Ve Güçbirliği Grubu’nun burada anılan hiçbir şeyle hiçbir ilgisi bulunmuyor. Kısacık ömrüne sığdırdığı ‘olağanüstü’ performansı ve eyleminin gösterdiği şey budur: Bugün Türkiye’de yukarıdan aşağıya ve devletin toplumla kurduğu otoriter ilişkiden beslenerek sürdürülmekte olan; emeğin talepleri başta olmak üzere toplumdaki bütün farklı taleplerin ve farklılık çizgilerinin bastırılarak ve silinerek homojen/yekpare bir toplum yaratılması ve büsbütün sağa kaymış bir merkezin biraz daha ortaya çekilerek iyice tahkim edilmesi, sadece merkezden ibaret bir siyasal düzen oluşturulması projesinin tam içerisindedir. O proje, totaliter bir zihniyete yaslandığı ölçüde ve ideal ile ideal-olmayan, doğru ile yanlış arasında yaptığı mutlak ayrımlar uyarınca toplumda paranoid bir atmosferin yayılmasına neden oluyor ve ‘benimle birlikte/benden olmayan düşmanımdır’ tavrını kışkırtarak genel bir çözülmenin zeminini hazırlıyor. Bizim hiçbir zaman özüne vakıf olamayacağımız birtakım kifayet testleriyle ‘konularının ve alanlarının uzmanlarını’ belirleme çabasıyla, o kifayet testlerinin temel bir ayrım uyarınca pratisyenleri, asistanları ve sıradan uzmanları elemek ve şefleri, profesörleri ve özel hastane başhekimlerini seçmek esasına göre oluşturulmuş olmasıyla, ‘uzmanlardan’ oluşan uyumlu bir Tabip Odası yönetimini alamet-i farikası saymasıyla asıl vurguyu Temsilciler Meclisi’nden alarak tekrar yönetim kuruluna yapmasıyla, dolayısıyla farklılığa ve farklı görüşlerle birarada bulunma karşısında sergilediği kuşku ve güvensizlikle yani ön seçimi zûl addetmesiyle, kendi pozisyonunu netleştirmek ve anlatmak yerine kendinden/kendi gibi olmayanı kadim ‘bölücüler, aşırı uçlar, marjinal gruplar, şeriat destekçileri’ söylemiyle izole etmeye çalışmasıyla, belki de aynı söylemi kuvvetlendirmek, ötekine bir marjinallik görüntüsü vermek üzere kendi listesini aşırı zorlamış oluşuyla o merkez projesinin içerisinde yer almıştır.
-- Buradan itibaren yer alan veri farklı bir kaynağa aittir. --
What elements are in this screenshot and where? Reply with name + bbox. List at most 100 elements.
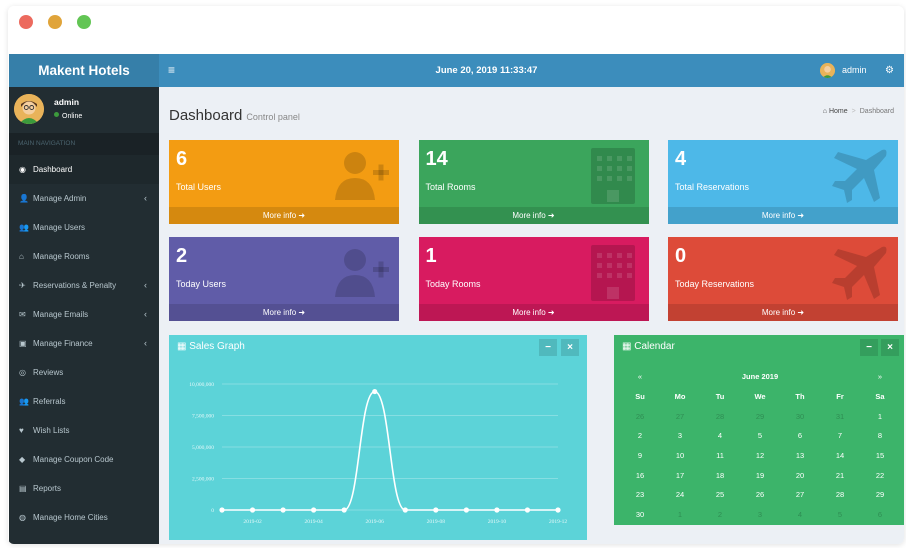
gear-icon[interactable]: ⚙ (885, 65, 894, 76)
calendar-day[interactable]: 20 (795, 470, 805, 480)
sales-graph-header: ▦ Sales Graph − × (169, 335, 587, 359)
calendar-panel: ▦ Calendar − × « June 2019 » Su Mo Tu We Th Fr Sa… (614, 335, 904, 525)
chevron-left-icon: ‹ (144, 338, 147, 348)
calendar-day[interactable]: 30 (795, 411, 805, 421)
x-tick-label: 2019-10 (488, 519, 507, 525)
more-info-link[interactable]: More info ➜ (668, 207, 898, 224)
user-status: Online (54, 112, 82, 120)
calendar-day[interactable]: 2 (637, 431, 643, 441)
sidebar-item-reservations-penalty[interactable]: ✈ Reservations & Penalty ‹ (9, 271, 159, 300)
sidebar-item-manage-users[interactable]: 👥 Manage Users (9, 213, 159, 242)
plane-icon: ✈ (19, 281, 26, 290)
calendar-day[interactable]: 3 (677, 431, 683, 441)
calendar-day[interactable]: 4 (797, 510, 803, 520)
calendar-day[interactable]: 22 (875, 470, 885, 480)
more-info-link[interactable]: More info ➜ (169, 207, 399, 224)
calendar-day[interactable]: 8 (877, 431, 883, 441)
calendar-header: ▦ Calendar − × (614, 335, 904, 359)
calendar-day[interactable]: 18 (715, 470, 725, 480)
stat-box-total-rooms: 14 Total Rooms More info ➜ (418, 140, 649, 224)
close-window-button[interactable] (19, 15, 33, 29)
weekday-label: Mo (674, 392, 686, 402)
calendar-day[interactable]: 31 (835, 411, 845, 421)
sidebar-item-label: Manage Coupon Code (33, 455, 114, 464)
close-button[interactable]: × (881, 339, 899, 356)
sales-data-point (463, 507, 469, 513)
calendar-day[interactable]: 27 (795, 490, 805, 500)
stat-label: Today Rooms (425, 279, 481, 289)
calendar-day[interactable]: 11 (716, 451, 724, 461)
avatar-small[interactable] (820, 63, 835, 78)
sidebar-item-dashboard[interactable]: ◉ Dashboard (9, 155, 159, 184)
calendar-day[interactable]: 5 (757, 431, 763, 441)
calendar-day[interactable]: 12 (755, 451, 765, 461)
stat-value: 1 (425, 245, 437, 267)
plane-icon (830, 146, 890, 204)
user-menu[interactable]: admin (842, 65, 867, 75)
brand-logo[interactable]: Makent Hotels (9, 54, 159, 87)
sidebar-item-manage-coupon-code[interactable]: ◆ Manage Coupon Code (9, 445, 159, 474)
calendar-next-button[interactable]: » (877, 372, 883, 382)
calendar-day[interactable]: 3 (757, 510, 763, 520)
more-info-link[interactable]: More info ➜ (169, 304, 399, 321)
sales-data-point (219, 507, 225, 513)
calendar-day[interactable]: 26 (635, 411, 645, 421)
sidebar-item-manage-admin[interactable]: 👤 Manage Admin ‹ (9, 184, 159, 213)
close-button[interactable]: × (561, 339, 579, 356)
calendar-day[interactable]: 19 (755, 470, 765, 480)
calendar-day[interactable]: 25 (715, 490, 725, 500)
minimize-button[interactable]: − (860, 339, 878, 356)
calendar-day[interactable]: 6 (797, 431, 803, 441)
calendar-day[interactable]: 17 (675, 470, 685, 480)
calendar-day[interactable]: 2 (717, 510, 723, 520)
chevron-left-icon: ‹ (144, 193, 147, 203)
sidebar-item-manage-home-cities[interactable]: ◍ Manage Home Cities (9, 503, 159, 532)
calendar-day[interactable]: 23 (635, 490, 645, 500)
calendar-month-title[interactable]: June 2019 (741, 372, 779, 382)
more-info-link[interactable]: More info ➜ (668, 304, 898, 321)
calendar-day[interactable]: 28 (835, 490, 845, 500)
more-info-link[interactable]: More info ➜ (418, 207, 649, 224)
stat-value: 0 (675, 245, 687, 267)
calendar-day[interactable]: 10 (675, 451, 685, 461)
sidebar-item-wish-lists[interactable]: ♥ Wish Lists (9, 416, 159, 445)
sidebar-item-reviews[interactable]: ◎ Reviews (9, 358, 159, 387)
sidebar-item-reports[interactable]: ▤ Reports (9, 474, 159, 503)
calendar-day[interactable]: 4 (717, 431, 723, 441)
sidebar-item-label: Referrals (33, 397, 66, 406)
sidebar-toggle-icon[interactable]: ≡ (168, 63, 176, 77)
calendar-day[interactable]: 26 (755, 490, 765, 500)
calendar-day[interactable]: 5 (837, 510, 843, 520)
sales-data-point (433, 507, 439, 513)
maximize-window-button[interactable] (77, 15, 91, 29)
breadcrumb: ⌂ Home > Dashboard (823, 108, 894, 115)
calendar-day[interactable]: 13 (795, 451, 805, 461)
more-info-link[interactable]: More info ➜ (418, 304, 649, 321)
weekday-label: Th (795, 392, 805, 402)
calendar-day[interactable]: 21 (835, 470, 845, 480)
calendar-day[interactable]: 14 (835, 451, 845, 461)
calendar-day[interactable]: 7 (837, 431, 843, 441)
calendar-day[interactable]: 15 (875, 451, 885, 461)
breadcrumb-home[interactable]: Home (828, 108, 848, 115)
calendar-day[interactable]: 1 (677, 510, 683, 520)
calendar-day[interactable]: 24 (675, 490, 685, 500)
sidebar: admin Online MAIN NAVIGATION ◉ Dashboard 👤… (9, 87, 159, 544)
calendar-day[interactable]: 29 (755, 411, 765, 421)
calendar-day[interactable]: 27 (675, 411, 685, 421)
users-icon: 👥 (19, 223, 29, 232)
sidebar-item-manage-rooms[interactable]: ⌂ Manage Rooms (9, 242, 159, 271)
calendar-day[interactable]: 16 (635, 470, 645, 480)
minimize-button[interactable]: − (539, 339, 557, 356)
calendar-day[interactable]: 29 (875, 490, 885, 500)
calendar-day[interactable]: 1 (877, 411, 883, 421)
calendar-prev-button[interactable]: « (637, 372, 643, 382)
calendar-day[interactable]: 9 (637, 451, 643, 461)
minimize-window-button[interactable] (48, 15, 62, 29)
sidebar-item-manage-finance[interactable]: ▣ Manage Finance ‹ (9, 329, 159, 358)
calendar-day[interactable]: 28 (715, 411, 725, 421)
sidebar-item-manage-emails[interactable]: ✉ Manage Emails ‹ (9, 300, 159, 329)
calendar-day[interactable]: 6 (877, 510, 883, 520)
sidebar-item-referrals[interactable]: 👥 Referrals (9, 387, 159, 416)
calendar-day[interactable]: 30 (635, 510, 645, 520)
Ama işte Prof. Dr. Orhan Anoğul’un Güçbirliği listesi kazanmış ve DKG kaybetmiştir. Sonuç budur. Yani kurulu düzen ve onun argümanları, ustalık, işbilirlik ve işbitirirlik, profesyonellik, güç ve çıkar dengelerini gözetme, hesap-kitap karşısında acemilik, amatörlük, heyecan, kalp çarpıntısı, umut, hayalgücü, imkânsız denilen bir şeyi, hayatlarımızı ve geleceğimizi isteme cüreti, ‘aşağıdakiler’ bu kez -bir kez daha- yenilmiştir. Emeği geçenleri tebrik ediyor, başarılar diliyorum!